Na verdade, a autoridade da literatura clássica foi uma constante ao longo da história da
pedagogia da leitura e da escrita, bem como a
prática de exercícios de gramática sem a qual,
acreditava-se, não se podia aprender a escrever.
Produzir textos «no domínio do literário» e
«comunicar oralmente e por escrito com correcção e elegância» são enunciados presentes
ainda nos Programas de Língua Portuguesa
que atravessaram os anos oitenta.
Os parâmetros que determinariam a correcção dos textos das crianças não estavam, porém, explicitados, pelo que nos podemos interrogar acerca dos conceitos de «elegância» (!) na
fala e na escrita que cada professor teria como
exigência para textos de crianças/adolescentes
em fase de desenvolvimento da escrita.
Esta promiscuidade do trabalho de aprender
a escrever com a boa escrita (já escrita) dos autores literários e com o ensino da gramática normativa, mantém-se desde há séculos, confundindo-se o ensino da produção escrita, com a
leitura (recepção) literária.
As redacções ou composições foram-se reproduzindo, na escola, como colagens de frases feitas, retiradas de fontes pouco diversificadas e facilmente reconhecíveis.
Os (bons) alunos aplicavam expressões
unanimemente reconhecidas e aceites pela escola, daí resultando textos impessoais, exercícios formais, a maioria das vezes cegos ao sentido e à comunicação.
Tratava-se (e em muitas práticas escolares,
trata-se ainda) de uma falsa produção, da negação do processo de produção do discurso individual que, ao produzir-se, simultaneamente
se renova, multiplicando-se na e pela leitura
dos possíveis interlocutores, instituindo zonas
de intersubjectividade.
O reconhecimento e a reprodução de modelos oficiosos e consagrados contribuía para
a redução ou mesmo o apagamento do sujeito
que escrevia, dado que era reconduzido, na escola, a um mesmo passado (o dos autores literários de referência) em que, cada vez menos,
um adolescente poderia reconhecer-se.
A consequência tem sido, para muitos, a recusa em produzir escrita por insegurança, por
medo de se expor. Para outros, a utilização de
estereotipos funciona como máscara ou produto de valor tradicionalmente assegurado.
Em 1988, Zemelman e Daniels afirmavam:
« Na verdade, a escrita tem sido tão mal ensinada nas nossas escolas e as crianças têm
sido obrigadas a perder tanto tempo com coisas inúteis e objectivos desmoralizadores que
perderam a vontade de escrever. Agora, enfrentamos uma batalha enorme ao tentar religar os nossos alunos e nós próprios a todas as
possibilidades de aprendizagem e de descoberta que a escrita nos oferece.» (p. 4)

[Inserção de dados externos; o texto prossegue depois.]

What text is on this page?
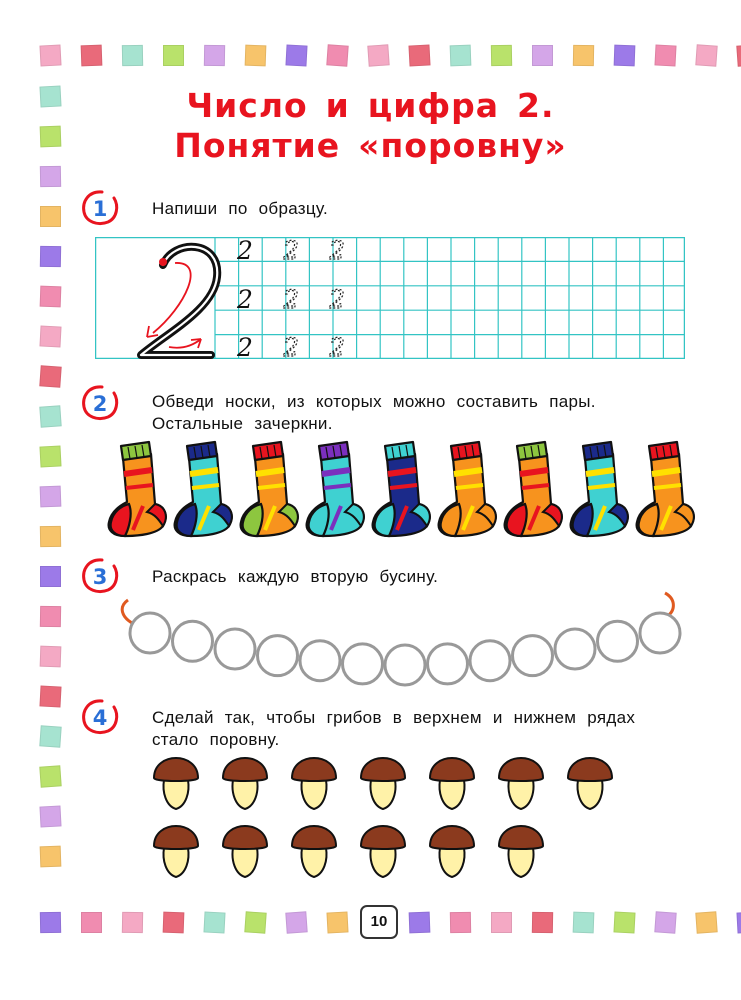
Число и цифра 2.
Понятие «поровну»
1	Напиши по образцу.
2 2 2
2 2 2
2 2 2
2	Обведи носки, из которых можно составить пары.
Остальные зачеркни.
3	Раскрась каждую вторую бусину.
4	Сделай так, чтобы грибов в верхнем и нижнем рядах
стало поровну.
10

Considerava-se que os bons alunos, os que
escreviam bem, o faziam por uma espécie de
intuição ou de dom, uma vez que, efectivamente, na escola, não tinham sido ensinados a
escrever, exactamente como não o tinham sido
os alunos que escreviam com dificuldades.
Porque, para todos, o ensino da língua consistia na leitura e na transmissão de regras de
escrita segundo os exemplos dos bons autores,
na prática de exercícios de aplicação e de reconhecimento de aspectos parcelares da morfologia e da sintaxe, na identificação de figuras
de retórica e na verificação e avaliação de todos estes aspectos nos textos escritos pelos
alunos.
Agia-se como se os sujeitos em aprendizagem já dominassem a língua (Zoellner, 1969).
Para este investigador, a pedagogia da escrita era simplista, internalista e intelectiva:
«Nós não estamos lá muito interessados
naquilo que o aluno está a escrever («is writing»); estamos é muitíssimo interessados naquilo que ele já escreveu («he has written».)»
(p. 289)
E era sobre o já escrito que os professores
procuravam, assinalavam e corrigiam os erros,
dualidades em presença, segundo o jogo de intenções e finalidades, de acordo com a história
que significa por si e para os outros.
Os estudos da aquisição da escrita pelas
crianças, lembrados por Niza, S. (1998), podem categorizar-se numa primeira tendência
que assume a língua como um sistema padronizado de estruturas e de normas fixas. O seu
desenvolvimento é entendido como a passagem de um estado de incompetência linguística a um estado de «competência» orientado
por modelos «correctos» e de «autores» e assente em estratégias de reprodução e de
treino.
Uma segunda tendência considera a escrita
um objecto de conhecimento construído individualmente e dinamizado pelo «conflito cognitivo». O erro desempenha uma função construtiva e aceleradora.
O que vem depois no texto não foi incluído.